Requires that Java 1.7 is installed and on your path.
usage: scrapie
-f,--file <arg> The JavaScript file to use
-o,--output <arg> The file to output to
-r,--maxRecords <arg> Record this run and stop after N records have been emitted
-l,--loginLive Do not go to the cache for logins.
-n,--noCache Never use the cache
-t,--type <arg> The record type, json (default) or xml
-v,--verbosity <arg> Log Level, trace, debug, info (default)
./scrapie -f myScraper.js -o records.json
###Low Complexity
Where each URL contains one record.
// Create an iterator that increments a value.
var urlIterator = new UrlIterator(function(pIndex){
if (pIndex < 2) {
return "http://www.example.com/index.html?id=" + pIndex;
} else {
return null;
}
});
// iterate through that url iterator. The context represents the page.
urlIterator.forEach(function(pContext){
pContext.emit("title", pContext.getJqText("title"));
pContext.flush();
// return true from this method if you wish the iterator to exit.
});
###Medium Complexity
Where each URL is a list page with ten items and each item should be emitted as a separate record.
var urlIterator = new UrlIterator(function(pIndex){
if (pIndex < 2) {
return "http://www.example.com/list?page=" + pIndex;
} else {
return null;
}
});
// iterate through each page.
urlIterator.forEach(function(pContext) {
// find multiple parts of HTML that have a class of .item and iterate through each of them
pContext.breakIntoSections(".item", function(pContext){
process(pContext);
pContext.flush();
});
});
function process(pContext){
var id = pContext.getJq("a").attr("href").split("=")[1];
pContext.emit("id", id);
pContext.emit("title", pContext.getJqText("a"));
}
###High Complexity
Where each URL is a list page, each list page has 10 items and each item has a detail page URL with additional info.
var urlIterator = new UrlIterator(function(pIndex){
if (pIndex < 2) {
return "http://www.example.com/list?page=" + pIndex;
} else {
return null;
}
});
// Iterate through each page.
urlIterator.forEach(function(pContext) {
// iterate through each element with an .item class.
pContext.breakIntoSections(".item", function(pContext){
var workingId = pContext.getJq("a").attr("href").split("=")[1];
// Set a context that we can refer to later so that we create one
// object, rather than one for each of the sub contexts that we create later.
pContext.setWorkingId(workingId);
processListItem(pContext);
pContext.emitForWorkingId("id", workingId);
// find all the links in this item and iterate over them
pContext.processUrlsJq("a", function(pContext){
processDetailPage(pContext);
pContext.flush();
});
});
});
function processListItem(pContext){
// for the context that was set earlier, emit a title.
pContext.emitForWorkingId("title", pContext.getJqText("a"));
}
function processDetailPage(pContext){
pContext.emitForWorkingId("price", pContext.getJqText("#price"));
}
A scraper that will generate URLs to crawl and convert them into objects we want to keep.

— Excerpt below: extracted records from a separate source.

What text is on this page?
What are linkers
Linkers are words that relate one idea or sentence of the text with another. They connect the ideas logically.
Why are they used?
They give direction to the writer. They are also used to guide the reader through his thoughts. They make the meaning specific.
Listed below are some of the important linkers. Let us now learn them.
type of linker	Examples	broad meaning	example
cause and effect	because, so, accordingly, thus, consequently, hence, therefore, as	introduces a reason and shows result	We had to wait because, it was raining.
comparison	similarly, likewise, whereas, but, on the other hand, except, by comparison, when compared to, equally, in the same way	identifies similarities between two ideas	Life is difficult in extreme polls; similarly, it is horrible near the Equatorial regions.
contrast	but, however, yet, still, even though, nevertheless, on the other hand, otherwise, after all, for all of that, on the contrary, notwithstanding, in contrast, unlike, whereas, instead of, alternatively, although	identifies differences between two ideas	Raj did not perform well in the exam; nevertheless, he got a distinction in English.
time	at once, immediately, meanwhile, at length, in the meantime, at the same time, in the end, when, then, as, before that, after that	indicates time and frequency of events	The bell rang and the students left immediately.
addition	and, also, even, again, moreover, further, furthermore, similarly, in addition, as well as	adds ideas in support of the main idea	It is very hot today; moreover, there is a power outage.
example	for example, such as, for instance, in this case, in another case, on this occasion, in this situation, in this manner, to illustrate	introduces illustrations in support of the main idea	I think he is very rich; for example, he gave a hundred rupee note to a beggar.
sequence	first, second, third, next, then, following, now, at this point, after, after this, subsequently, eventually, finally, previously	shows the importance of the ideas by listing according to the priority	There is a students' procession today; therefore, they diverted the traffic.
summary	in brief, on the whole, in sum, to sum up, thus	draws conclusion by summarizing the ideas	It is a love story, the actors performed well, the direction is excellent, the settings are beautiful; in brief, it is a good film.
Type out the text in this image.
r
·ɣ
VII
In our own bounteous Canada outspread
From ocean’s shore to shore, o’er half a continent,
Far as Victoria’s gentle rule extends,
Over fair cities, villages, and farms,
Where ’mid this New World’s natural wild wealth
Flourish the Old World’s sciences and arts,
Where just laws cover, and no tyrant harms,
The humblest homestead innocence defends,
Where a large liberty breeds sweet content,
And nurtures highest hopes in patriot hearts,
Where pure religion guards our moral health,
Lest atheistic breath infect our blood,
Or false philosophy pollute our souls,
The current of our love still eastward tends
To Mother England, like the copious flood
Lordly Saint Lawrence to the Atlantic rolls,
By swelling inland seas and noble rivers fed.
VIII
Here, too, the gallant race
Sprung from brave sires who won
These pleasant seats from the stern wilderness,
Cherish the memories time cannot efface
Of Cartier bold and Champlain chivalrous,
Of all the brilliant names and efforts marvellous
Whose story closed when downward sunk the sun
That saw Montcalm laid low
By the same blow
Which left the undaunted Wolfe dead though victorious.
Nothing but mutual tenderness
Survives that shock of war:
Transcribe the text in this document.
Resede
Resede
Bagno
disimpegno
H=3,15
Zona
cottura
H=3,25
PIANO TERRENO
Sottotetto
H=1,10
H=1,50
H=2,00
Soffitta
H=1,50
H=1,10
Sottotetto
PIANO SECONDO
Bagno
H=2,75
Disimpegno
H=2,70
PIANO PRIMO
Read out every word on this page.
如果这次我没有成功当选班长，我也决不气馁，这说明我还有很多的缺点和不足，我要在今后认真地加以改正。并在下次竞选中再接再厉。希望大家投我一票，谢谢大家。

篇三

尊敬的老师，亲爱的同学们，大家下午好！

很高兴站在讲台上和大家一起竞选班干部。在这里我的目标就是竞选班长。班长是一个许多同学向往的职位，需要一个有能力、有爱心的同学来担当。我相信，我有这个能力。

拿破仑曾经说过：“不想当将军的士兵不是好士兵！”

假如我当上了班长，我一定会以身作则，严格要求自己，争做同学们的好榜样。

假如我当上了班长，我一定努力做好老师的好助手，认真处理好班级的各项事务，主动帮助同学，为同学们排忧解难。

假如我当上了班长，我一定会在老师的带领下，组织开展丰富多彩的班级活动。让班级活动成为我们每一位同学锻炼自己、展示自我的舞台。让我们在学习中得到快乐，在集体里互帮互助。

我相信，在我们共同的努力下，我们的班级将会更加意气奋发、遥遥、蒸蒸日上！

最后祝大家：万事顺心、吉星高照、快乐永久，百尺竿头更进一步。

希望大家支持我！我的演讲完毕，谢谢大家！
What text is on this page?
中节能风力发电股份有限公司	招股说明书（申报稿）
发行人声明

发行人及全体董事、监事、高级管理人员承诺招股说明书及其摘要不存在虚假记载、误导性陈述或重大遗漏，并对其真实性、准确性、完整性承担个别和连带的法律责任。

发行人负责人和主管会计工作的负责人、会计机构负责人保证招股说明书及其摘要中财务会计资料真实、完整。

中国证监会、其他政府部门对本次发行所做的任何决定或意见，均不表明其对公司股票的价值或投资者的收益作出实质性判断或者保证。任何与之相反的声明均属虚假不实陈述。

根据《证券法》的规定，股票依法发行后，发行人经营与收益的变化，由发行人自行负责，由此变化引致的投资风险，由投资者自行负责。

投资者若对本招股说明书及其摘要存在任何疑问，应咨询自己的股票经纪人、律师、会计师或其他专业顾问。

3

- must not use XML configuration as using XML to parse HTML is an escaping nightmare.
- must understand the concept of multiple of the same objects being created from one big page.
- must be able to log in to password protected sites.
- must be able to understand the concept of a listing page that goes to a detail page to generate the object or objects.
- must be able to resuse global items across pages. Maybe back multiple pages.
- the syntax must be as small as possible.
- be threaded (which it isn't yet)
- Under the hood the JavaScript scraper files connect to a Java object that uses Jsoup.
- Jsoup was extended to include XPath support.
- A regular expression matcher is also available.